Saturday, August 18, 2007

Who were the financial geniuses behind RAMS?

The next time you hear either the Coalition or the Labor Party talk about what financial geniuses they are, remember RAMS Home Loans.

Its business model was flawed from the start. It committed the textbook sin of “borrowing short” and “lending long”. It borrowed money short-term from international financiers and then lent it to Australian homebuyers for periods of 25 to 30 years.

It made sense only as long as international money was cheap.

On Wednesday night RAMS faced one of its regular refinancing deadlines and couldn’t find anyone to lend it the money.

Its existing lender has given a 180-day extension, but at a punishingly higher rate, although I suspect the rate it eventually pays will be even higher. If the US experience is any guide it could be one, two or three complete percentage points higher, for money that its customers expect to paying off at the same rate as they did before.

RAMS is a public company now, worth only a third of what it was when it floated last month. But it began life privately with some very high profile board members.

One was Tony Staley, a former Coalition minister and the national president of the Liberal Party. If he saw problems with the RAMS business model he didn’t prevail in its boardroom...

Another was George Campbell, who until next July remains a Labor Party Senator. The RAMS board was bipartisan, if not prescient.

The other lenders – Aussie, the Commonwealth and all - are not RAMS. Their business models make sense. That’s why the signals they are sending via radio interviews about the need to raise rates seem to me like collusion.

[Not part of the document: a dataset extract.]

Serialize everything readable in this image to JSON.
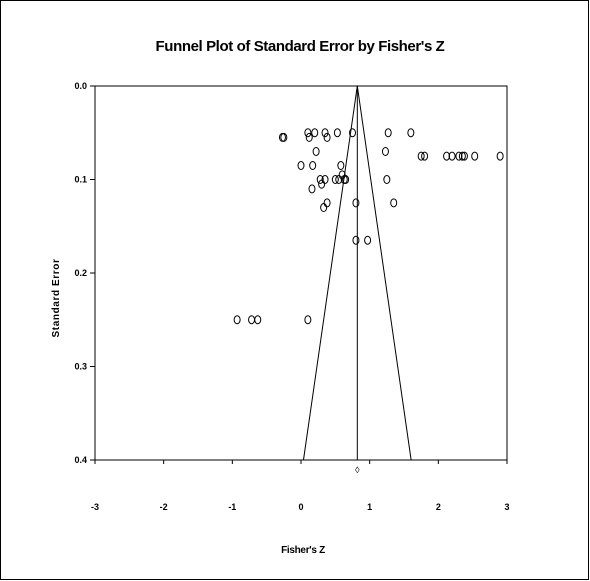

If they met in a room and decided to put up rates it would be illegal.


THE ACCOMPANYING THURSDAY NEWS STORY

Australian shares and the Australian dollar went into freefall yesterday with the share market at one stage losing 5 per cent and the Australian dollar falling below US 80 cents for the first time in five months.

The fall in the share market was magnified by a decision of the Australian Securities Exchange to halt futures trading for more than an hour, leaving some traders flying blind.

The All Ordinaries Index closed down 1.54 per cent at 5,712, barely above where it began the year.

Prices plunged from Tokyo and Seoul to Beijing and Shangahi to Jakarta, Bangkok and Manila, with some of the losses exceeding 5 per cent after Wall Street slid a further 1.3 per cent Thursday morning Australian time.

The New York Dow Jones index was down 8 per cent from its peak in July; the Australian All Ordinaries index down 11 per cent.

The Australian home lender RAMS led the market down sliding a further 37 per cent to close at 86.5 cents, barely a third of its price when it debuted on the exchange just one months ago.

RAMS told the market that it had been due to refinance more than $6 billion in loans overnight on Wednesday but had been unable to do so. Its lenders had granted it a 180 day extension, but at a rate more than 0.25 percentage points higher. It said its troubles were the result of the tightening in global credit markets and that its business “continues to operate profitably”.

Also hard hit were the financiers Macquarie Bank, down 4 per cent, Allco, down 7 per cent, and Babcock & Brown, down 5 per cent.

The Treasurer Peter Costello said it was inevitable that companies that borrowed overseas would find themselves facing much higher costs.

“People who were raising money in the United States will not be able to raise it for the same type of prices. In order to raise it they will have to pay a bigger margin, and what’s going on at the moment is the world is re-pricing risk and they are going to charge a bigger a bigger premium for risk,” he said.

The Treasurer said he thought mainstream banks were not at risk and were not under pressure to raise their interest margins.

“There is no reason whatsoever why there should be any change in relation to the banking system. I make that very clear, because the banks are well capitalised and profitable. There is no reason whatsoever why they should be affected.”
The US economist David Hale said the events demonstrated just how far the financial globalisation has gone.

“The European Central Bank injected more than 155 billion euros of liquidity into markets because unemployed workers in Detroit are defaulting on home loans they obtained during 2006 that did not require any down payment, principal repayment or documentation of income,” he said.

“In the 1980s those defaults would have merely led to a run on the local bank.”
After the end of local trading yesterday the Australian dollar slid below US 80 cents to US 79.84 – a fall of 10 per cent from its peak of US 88.70 reached only three weeks ago.

The Reserve Bank Governor Glenn Stevens will be closely questioned about developments when he appears before a Parliamentary Committee this morning.